0xCAFEBABE
0xCAFEBABE

Reputation: 5666

Parsing CSV string with CSV module

I'm getting CSV formatted data piped from an external source, and the data should not be written to a file, that would open a number of different maintenance tasks I would like to avoid. I am getting the data as a string.

So now I want to interpret the data as CSV. The python module csv is suited for that, so I am using it.

However, constructing a CSV parser using csv.reader (or dictreader) requires the data to support an iterator. A list or a reader would already do that. However, my data contains line breaks (\n) inside quotes strings (which is totally fine for the CSV format), and also line breaks as record end indicators/line terminators.

If I construct it like this:

csvreader = csv.reader(data.split('\n'))

then I have already broken the valid CSV formatting by interpreting the line breaks as record end indicators, even if they were inside quoted strings. For me, the interpretation of the line breaks should be done by the CSV parser, as it is aware of quotes fields containing CSV relevant formatting characters like line breaks.

Do I have a misunderstanding with the way the csv package parser works? Or how would I parse a CSV type string using the CSV parser while the data contains line breaks that do not indicate the end of a record?

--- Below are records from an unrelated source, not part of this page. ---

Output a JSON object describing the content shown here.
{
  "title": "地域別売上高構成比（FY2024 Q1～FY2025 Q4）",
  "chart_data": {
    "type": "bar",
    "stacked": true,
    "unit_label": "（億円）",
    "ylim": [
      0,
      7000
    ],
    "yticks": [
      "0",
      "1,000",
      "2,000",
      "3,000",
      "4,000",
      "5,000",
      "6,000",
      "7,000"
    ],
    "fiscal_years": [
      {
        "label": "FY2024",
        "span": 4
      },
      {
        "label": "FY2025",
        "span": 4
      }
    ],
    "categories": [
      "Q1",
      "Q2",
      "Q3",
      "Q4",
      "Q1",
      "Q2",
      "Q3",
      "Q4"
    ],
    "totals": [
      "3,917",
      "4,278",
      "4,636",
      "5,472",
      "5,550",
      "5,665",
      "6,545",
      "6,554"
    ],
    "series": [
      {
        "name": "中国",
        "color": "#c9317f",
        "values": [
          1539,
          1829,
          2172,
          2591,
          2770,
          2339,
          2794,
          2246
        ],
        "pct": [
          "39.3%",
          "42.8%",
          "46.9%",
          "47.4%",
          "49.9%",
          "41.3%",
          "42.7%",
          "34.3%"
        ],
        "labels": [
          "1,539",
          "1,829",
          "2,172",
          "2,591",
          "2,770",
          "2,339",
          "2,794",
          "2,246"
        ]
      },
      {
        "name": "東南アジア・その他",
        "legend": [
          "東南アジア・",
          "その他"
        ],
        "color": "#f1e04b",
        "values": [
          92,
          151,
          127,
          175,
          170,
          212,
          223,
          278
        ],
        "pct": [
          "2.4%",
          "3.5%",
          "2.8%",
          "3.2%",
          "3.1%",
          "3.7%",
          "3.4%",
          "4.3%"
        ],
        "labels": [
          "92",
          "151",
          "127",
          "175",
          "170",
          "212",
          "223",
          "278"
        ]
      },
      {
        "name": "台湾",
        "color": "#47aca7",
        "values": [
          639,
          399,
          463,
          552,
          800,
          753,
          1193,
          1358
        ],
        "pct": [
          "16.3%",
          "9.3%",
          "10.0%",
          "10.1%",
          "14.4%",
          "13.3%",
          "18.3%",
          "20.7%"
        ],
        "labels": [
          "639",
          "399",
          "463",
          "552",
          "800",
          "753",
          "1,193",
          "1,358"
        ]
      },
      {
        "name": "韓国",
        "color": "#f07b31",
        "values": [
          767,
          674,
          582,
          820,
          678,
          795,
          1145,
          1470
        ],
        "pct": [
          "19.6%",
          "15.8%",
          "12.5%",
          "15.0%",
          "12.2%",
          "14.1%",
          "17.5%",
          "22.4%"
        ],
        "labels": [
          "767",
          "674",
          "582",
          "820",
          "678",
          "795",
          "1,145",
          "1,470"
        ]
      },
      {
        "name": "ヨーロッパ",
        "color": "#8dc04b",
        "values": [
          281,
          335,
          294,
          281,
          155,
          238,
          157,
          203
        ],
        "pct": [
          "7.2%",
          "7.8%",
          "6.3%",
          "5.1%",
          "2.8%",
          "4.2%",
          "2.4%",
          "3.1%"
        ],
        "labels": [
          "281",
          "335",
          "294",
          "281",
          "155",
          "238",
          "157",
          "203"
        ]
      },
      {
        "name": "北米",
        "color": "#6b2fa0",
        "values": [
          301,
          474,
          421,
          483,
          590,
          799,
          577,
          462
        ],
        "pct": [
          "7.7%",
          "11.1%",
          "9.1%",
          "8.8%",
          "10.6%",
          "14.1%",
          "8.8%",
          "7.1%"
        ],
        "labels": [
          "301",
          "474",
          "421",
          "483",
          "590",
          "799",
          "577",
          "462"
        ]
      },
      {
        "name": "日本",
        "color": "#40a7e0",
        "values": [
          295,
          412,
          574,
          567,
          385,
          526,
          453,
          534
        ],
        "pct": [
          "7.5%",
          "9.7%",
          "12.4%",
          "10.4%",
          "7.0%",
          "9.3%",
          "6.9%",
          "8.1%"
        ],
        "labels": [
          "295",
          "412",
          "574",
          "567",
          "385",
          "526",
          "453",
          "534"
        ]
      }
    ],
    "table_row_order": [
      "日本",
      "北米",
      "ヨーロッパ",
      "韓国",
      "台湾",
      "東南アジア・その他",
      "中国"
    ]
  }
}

Edit 1: It might not have been wise to add context to my question, as the context seems to have overtaken my actual question/problem. To clarify, my problem is not parsing CSV from memory. I have found StringIO already. When using StringIO, all that does is use the whole string/file as the first record.

Edit 2: Maybe sample data will help. My data looks like this:

"value1";"value2";"value3
stillvalue3"
"value4";"value5";"value6"

So inside the 3rd entry in the first record I have a line break character, which should be interpreted as part of the third entry in the first record.

Edit 3: The way I currently use the parser is this:

csvreader = csv.reader(StringIO(result), quotechar='"', delimiter=';', lineterminator='\n', escapechar='"')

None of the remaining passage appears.